The judge did not cite a specific case, but he apparently was referring to In re Guardianship of D.M.H., 161 N.J. 365, 379 (1999), where the Court held: "A parent's withdrawal of . . . solicitude, nurture, and care for an extended period of time is in itself a harm that endangers the health and development of the child."
Our review of the judge's decision is limited. We defer to the judge's expertise as a Family Part judge, Cesare v. Cesare, 154 N.J. 394, 412 (1998), and we are bound by the judge's factual findings so long as they are supported by sufficient credible evidence. N.J. Div. of Youth & Family Servs. v. M.M., 189 N.J. 261, 279 (2007) (quoting In re Guardianship of J.T., 269 N.J. Super. 172, 188 (App. Div. 1993)). In his comprehensive thirty-eight-page oral opinion, the judge tracks the best interests statutory requirements of N.J.S.A. 30:4C-15.1(a). In re Guardianship of K.H.O., 161 N.J. 337 (1999); In re Guardianship of D.M.H., 161 N.J. 365 (1999); N.J. Div. of Youth & Family Servs. v. A.W., 103 N.J. 591 (1986). We conclude that the judge's factual findings are fully supported by the record and, considering those facts, his legal conclusions are unassailable.
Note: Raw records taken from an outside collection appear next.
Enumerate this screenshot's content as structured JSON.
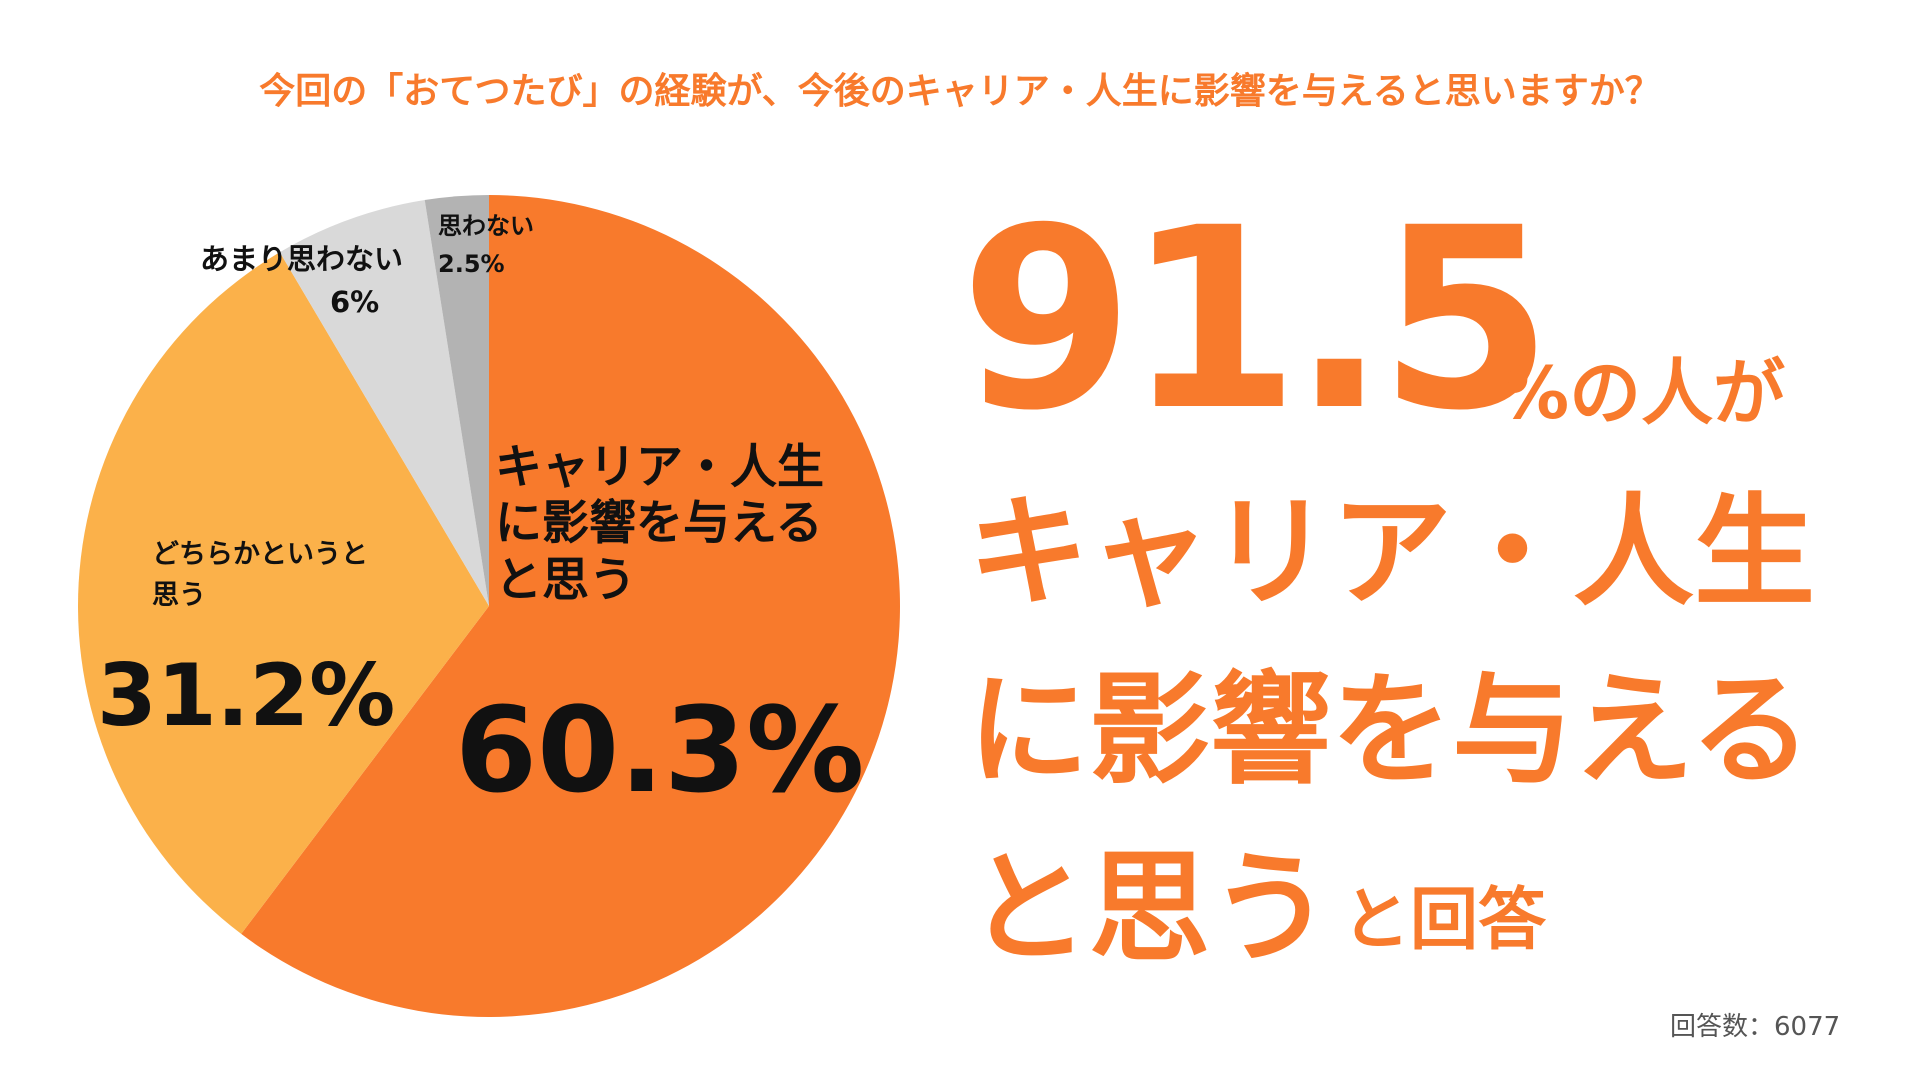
{
  "chart_data": {
    "type": "pie",
    "title": "今回の「おてつたび」の経験が、今後のキャリア・人生に影響を与えると思いますか？",
    "categories": [
      "キャリア・人生に影響を与えると思う",
      "どちらかというと思う",
      "あまり思わない",
      "思わない"
    ],
    "values": [
      60.3,
      31.2,
      6,
      2.5
    ],
    "value_labels": [
      "60.3%",
      "31.2%",
      "6%",
      "2.5%"
    ],
    "colors": [
      "#f87a2c",
      "#fbb14a",
      "#d9d9d9",
      "#b3b3b3"
    ],
    "callout": {
      "number": 91.5,
      "unit": "%の人が",
      "lines": [
        "キャリア・人生",
        "に影響を与える",
        "と思う"
      ],
      "suffix": "と回答"
    },
    "note": "回答数：6077"
  }
}
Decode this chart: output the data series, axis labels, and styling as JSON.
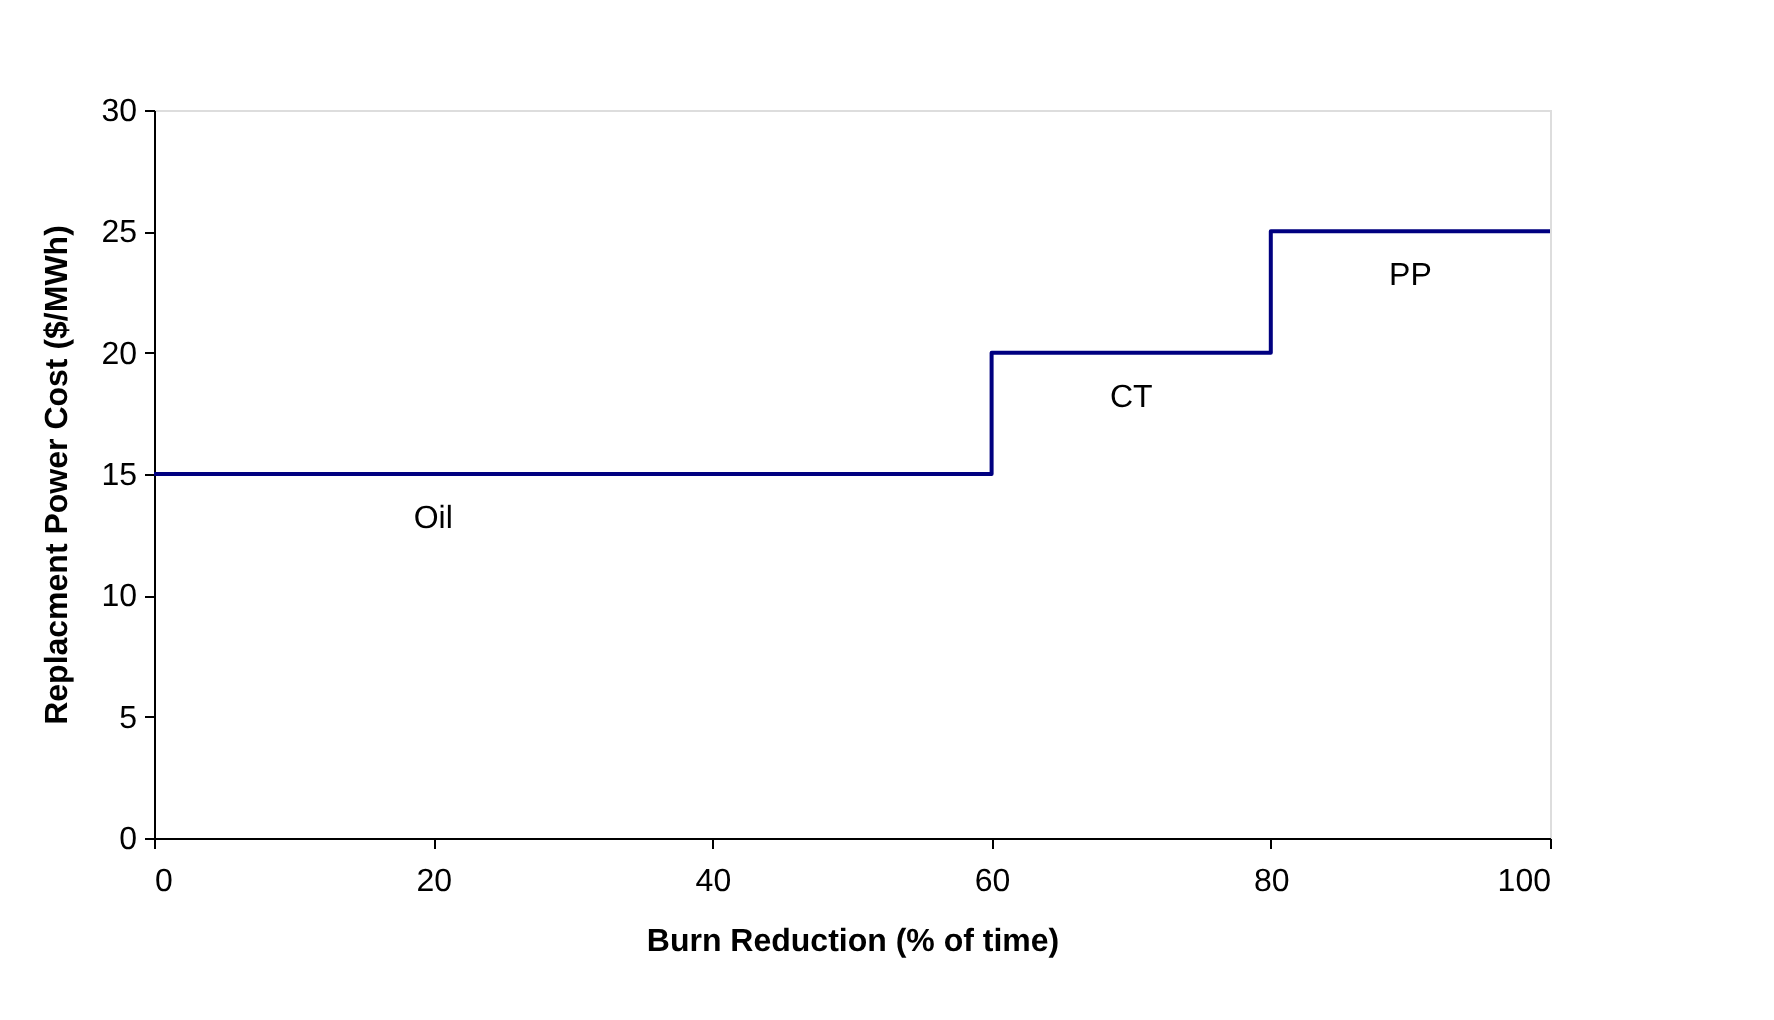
{
  "chart_data": {
    "type": "step",
    "xlabel": "Burn Reduction (% of time)",
    "ylabel": "Replacment Power Cost ($/MWh)",
    "x": [
      0,
      60,
      80,
      100
    ],
    "series": [
      {
        "color": "#000080",
        "values": [
          15,
          20,
          25,
          25
        ]
      }
    ],
    "xlim": [
      0,
      100
    ],
    "xticks": [
      0,
      20,
      40,
      60,
      80,
      100
    ],
    "ylim": [
      0,
      30
    ],
    "yticks": [
      0,
      5,
      10,
      15,
      20,
      25,
      30
    ],
    "grid": false,
    "marker": "none",
    "line_style": "solid",
    "annotations": [
      {
        "text": "Oil",
        "x": 20,
        "y": 15
      },
      {
        "text": "CT",
        "x": 70,
        "y": 20
      },
      {
        "text": "PP",
        "x": 90,
        "y": 25
      }
    ]
  }
}
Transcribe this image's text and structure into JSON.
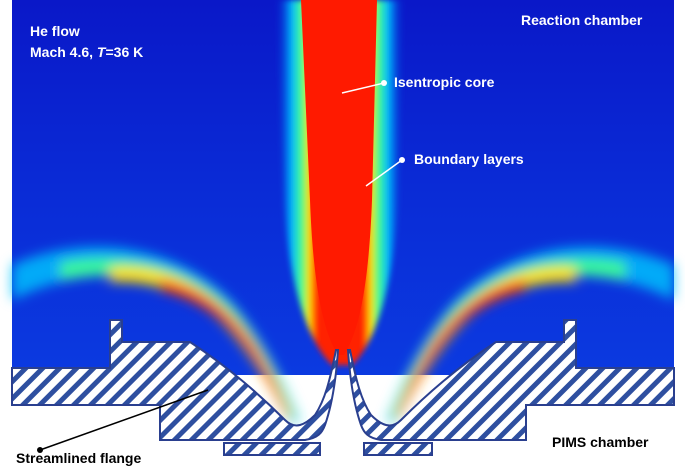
{
  "labels": {
    "flow_title": "He flow",
    "flow_mach": "Mach 4.6,",
    "flow_temp_symbol": "T",
    "flow_temp_value": "=36 K",
    "reaction_chamber": "Reaction chamber",
    "isentropic_core": "Isentropic core",
    "boundary_layers": "Boundary layers",
    "streamlined_flange": "Streamlined flange",
    "pims_chamber": "PIMS chamber"
  },
  "colors": {
    "background_flow": "#0a2bd6",
    "core": "#ff1a00",
    "flange_stripe": "#2e4fa0",
    "flange_outline": "#2a3f8f"
  }
}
Defendant contends that the trial judge erred in finding he harmed Xena and would continue to do so in the future. He explains the reliance on the babysitter was in line with his African immigrant community culture to rely on trusted neighbors. He contends there was no need for services to reunify him with his daughter. Lastly, Dave contends because there is no resource parent interested in adoption, there can be no showing that termination of his parental rights will do more harm than good. Those arguments are without sufficient merit to warrant discussion in a written opinion. R. 2:11-3(e)(1)(E). Affirmed.
The Law Guardian argues that Dave failed to raise the role of culture differences before the trial judge, and, thus, the argument should be considered waived. (LGb 17-18). However, "[p]arental rights and ineffective assistance of counsel being matters of great public interest, we have considered the parties' arguments" not raised at trial. N.J. Div. of Youth & Fam. Servs. v. B.H., 391 N.J. Super. 322, 343 (App. Div. 2007). --------
I hereby certify that the foregoing is a true copy of the original on file in my office.